La espesa recta final

Son las 20.08 del jueves, 27 de abril. Queda menos de media hora para el fin de la hazaña lectora. “¡No pasa el tiempo!”, dice Miguel, visiblemente desesperada. Las caras ya resultan familiares, nos conocemos, pero no nos conocemos. A su alrededor se han congregado buena parte de los lectores que se han ido dejando caer por aquí durante estos dos días: es el clímax de la lectura. La recta final. Ahora la botella y la copa de vino están vacías, el pelo más grasiento. Miguel ha dejado alrededor de su recinto hojas blancas de libros escritas con sus pensamientos: en una dice que no le ha gustado nada Jane Eyre. Está harta de comer pan.

Está leyendo la obra completa del poeta José Ángel Valente, máximo representante de aquello que se llamó la poesía del silencio. La está leyendo en alto, sentada en el suelo, girando sobre sí misma. Cada poco mira el reloj, no puede dejar de hacerlo, y cada vez que lo mira solo ha transcurrido un minuto. Es desesperante, y se desespera un poco más. Suena el saxofón de un músico callejero que le irrita, pero no puede hacer nada para detener su canción. Quizás se pregunta si solo la escucha en su cabeza. El tiempo se hace muy espeso cuando ya solo quedan 20, 15, 10 minutos para el final. Queda poco, pero ese poco no acaba de pasar.

Luna Miguel, entre el público durante su 'performance'. ISABEL SANGRO

Pero llega el momento. Luna Miguel lee, de pie en medio de su alfombra negra, un poema de Valente que la acompaña desde sus inicios en la lectura, desde que era una niña. Se lo sabe de memoria. Ese que empieza así: “Cruzo un desierto y su secreta desolación sin nombre”. Estos dos días Miguel ha cruzado un desierto y su secreta desolación sin nombre. Después deja el libro en el suelo y ya se han cumplido las 48 horas de lectura ininterrumpida. Nadie sabe si aplaudir, alguien lo intenta, pero nadie le sigue por miedo a mancillar un momento sagrado. Miguel sale de su jaula invisible, cruza la sala y se va en silencio. Entonces es cuando rompen los aplausos. Luna Miguel no ha muerto leyendo.

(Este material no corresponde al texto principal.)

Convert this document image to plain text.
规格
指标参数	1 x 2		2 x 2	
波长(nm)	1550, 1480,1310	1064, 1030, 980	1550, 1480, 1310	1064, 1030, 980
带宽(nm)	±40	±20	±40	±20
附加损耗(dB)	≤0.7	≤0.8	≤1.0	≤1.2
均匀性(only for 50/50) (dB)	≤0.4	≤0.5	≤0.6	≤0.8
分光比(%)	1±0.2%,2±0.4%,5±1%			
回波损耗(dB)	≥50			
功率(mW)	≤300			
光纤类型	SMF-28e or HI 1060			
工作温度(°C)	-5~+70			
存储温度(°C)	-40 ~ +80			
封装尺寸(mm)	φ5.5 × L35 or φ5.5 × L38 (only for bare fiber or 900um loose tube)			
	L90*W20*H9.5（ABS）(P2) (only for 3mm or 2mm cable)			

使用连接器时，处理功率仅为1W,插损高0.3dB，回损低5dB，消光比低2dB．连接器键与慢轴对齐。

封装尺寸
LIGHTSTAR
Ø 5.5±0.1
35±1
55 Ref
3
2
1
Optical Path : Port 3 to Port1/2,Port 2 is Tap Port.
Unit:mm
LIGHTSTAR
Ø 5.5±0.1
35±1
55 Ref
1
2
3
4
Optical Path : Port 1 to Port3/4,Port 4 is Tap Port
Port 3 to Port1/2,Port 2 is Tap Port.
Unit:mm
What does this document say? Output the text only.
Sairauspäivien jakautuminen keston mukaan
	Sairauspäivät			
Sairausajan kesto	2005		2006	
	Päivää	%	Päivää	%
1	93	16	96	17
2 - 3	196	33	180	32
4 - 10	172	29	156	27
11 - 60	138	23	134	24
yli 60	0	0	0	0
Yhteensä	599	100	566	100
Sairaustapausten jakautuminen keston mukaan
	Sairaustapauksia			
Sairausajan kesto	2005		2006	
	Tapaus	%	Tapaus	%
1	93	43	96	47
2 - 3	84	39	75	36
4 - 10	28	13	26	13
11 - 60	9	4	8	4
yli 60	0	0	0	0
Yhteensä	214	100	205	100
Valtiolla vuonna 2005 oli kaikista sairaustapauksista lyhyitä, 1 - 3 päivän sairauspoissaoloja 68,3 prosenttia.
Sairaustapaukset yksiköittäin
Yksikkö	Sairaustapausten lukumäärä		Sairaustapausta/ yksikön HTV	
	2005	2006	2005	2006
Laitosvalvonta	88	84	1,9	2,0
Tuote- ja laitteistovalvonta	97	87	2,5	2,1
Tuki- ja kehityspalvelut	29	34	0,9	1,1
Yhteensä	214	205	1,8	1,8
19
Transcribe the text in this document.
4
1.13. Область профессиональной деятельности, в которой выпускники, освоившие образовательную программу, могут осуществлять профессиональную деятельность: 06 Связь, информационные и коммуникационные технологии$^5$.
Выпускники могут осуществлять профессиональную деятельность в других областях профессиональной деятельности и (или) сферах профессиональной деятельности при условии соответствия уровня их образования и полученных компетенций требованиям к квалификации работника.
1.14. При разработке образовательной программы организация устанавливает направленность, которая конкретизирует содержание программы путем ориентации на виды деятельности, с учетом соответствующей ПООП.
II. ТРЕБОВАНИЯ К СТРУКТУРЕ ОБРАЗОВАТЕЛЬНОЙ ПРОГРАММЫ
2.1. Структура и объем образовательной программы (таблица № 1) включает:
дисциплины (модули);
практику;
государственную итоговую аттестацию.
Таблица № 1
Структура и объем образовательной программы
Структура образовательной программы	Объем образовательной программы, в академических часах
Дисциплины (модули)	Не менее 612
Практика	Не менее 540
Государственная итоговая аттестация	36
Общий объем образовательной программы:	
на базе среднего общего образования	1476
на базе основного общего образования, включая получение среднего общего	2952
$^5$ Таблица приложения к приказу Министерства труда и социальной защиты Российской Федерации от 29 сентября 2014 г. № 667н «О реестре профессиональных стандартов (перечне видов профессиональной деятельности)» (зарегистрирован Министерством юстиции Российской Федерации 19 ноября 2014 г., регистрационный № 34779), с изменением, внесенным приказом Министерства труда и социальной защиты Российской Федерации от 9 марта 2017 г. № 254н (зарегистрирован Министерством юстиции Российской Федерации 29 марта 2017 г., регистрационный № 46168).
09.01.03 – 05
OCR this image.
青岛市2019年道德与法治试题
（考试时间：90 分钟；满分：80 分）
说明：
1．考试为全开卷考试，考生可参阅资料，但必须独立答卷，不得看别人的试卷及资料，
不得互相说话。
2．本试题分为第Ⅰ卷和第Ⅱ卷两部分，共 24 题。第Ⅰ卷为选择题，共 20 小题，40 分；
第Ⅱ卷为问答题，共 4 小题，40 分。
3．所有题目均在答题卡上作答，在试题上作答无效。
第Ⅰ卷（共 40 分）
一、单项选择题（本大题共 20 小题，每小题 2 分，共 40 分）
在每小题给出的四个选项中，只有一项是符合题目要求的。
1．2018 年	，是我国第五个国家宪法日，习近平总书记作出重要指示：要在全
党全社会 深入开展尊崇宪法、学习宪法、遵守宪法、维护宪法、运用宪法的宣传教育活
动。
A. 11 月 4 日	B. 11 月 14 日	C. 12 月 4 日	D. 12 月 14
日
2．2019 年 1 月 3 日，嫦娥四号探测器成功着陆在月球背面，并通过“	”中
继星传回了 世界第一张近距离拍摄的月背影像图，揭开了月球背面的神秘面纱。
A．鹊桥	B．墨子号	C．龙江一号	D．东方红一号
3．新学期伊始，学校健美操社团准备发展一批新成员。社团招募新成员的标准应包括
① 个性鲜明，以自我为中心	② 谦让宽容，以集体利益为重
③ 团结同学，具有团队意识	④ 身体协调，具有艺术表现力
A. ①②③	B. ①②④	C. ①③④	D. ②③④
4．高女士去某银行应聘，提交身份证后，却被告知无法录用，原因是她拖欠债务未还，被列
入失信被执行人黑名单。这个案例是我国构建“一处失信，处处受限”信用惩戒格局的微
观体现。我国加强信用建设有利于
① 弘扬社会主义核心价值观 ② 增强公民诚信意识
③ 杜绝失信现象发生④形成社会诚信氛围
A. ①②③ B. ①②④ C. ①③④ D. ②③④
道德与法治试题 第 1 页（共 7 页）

Conclusiones de una superviviente

“Estoy devastada”, dice la poeta. Ahora son las 13.35 del día siguiente, viernes 28 de abril, y Miguel habla desde la estación de Atocha, donde espera para coger un tren. Anoche acabó todo. Se siente triste y tiene miedo de no ser justa con la experiencia vivida, aunque eso no hace que pierda su sonrisa habitual. “Es como si ahora nada tuviese sentido”.

Habla de cómo allí dentro la atrapó una soledad muy profunda y rara. Habla de las tácticas que fue utilizando para no perder el juicio, de cómo rompió su promesa de no subrayar o escribir, de la vergüenza que sentía cuando se le caían los ojos de sueño, de lo duro que se le hizo quedarse sola la primera mañana cuando todos aquellos lectores nocturnos se fueron al alba. “Pensaba que nunca iban a volver”, cuenta.

En ese momento pensó en tirar la toalla, si nadie volvía a leer con ella. Necesitaba las presencias. Pero luego la gente regresaba y Miguel iba deduciendo si aprovechaban la hora de la comida o el fin del trabajo para realizar su visita, buscando patrones y regularidades. Habla de las pesadillas que la visitaron, fuertemente contaminadas por las lecturas, por las regañinas oníricas de la mismísima Jane Eyre, que le echaba en cara estar allí leyendo sin cumplir con su deber. Soñaba que la gente alrededor la quería asesinar. “Pero esta experiencia confirma una cosa”, concluye, “que la lectura es una actividad solitaria que es bonito hacer en compañía”.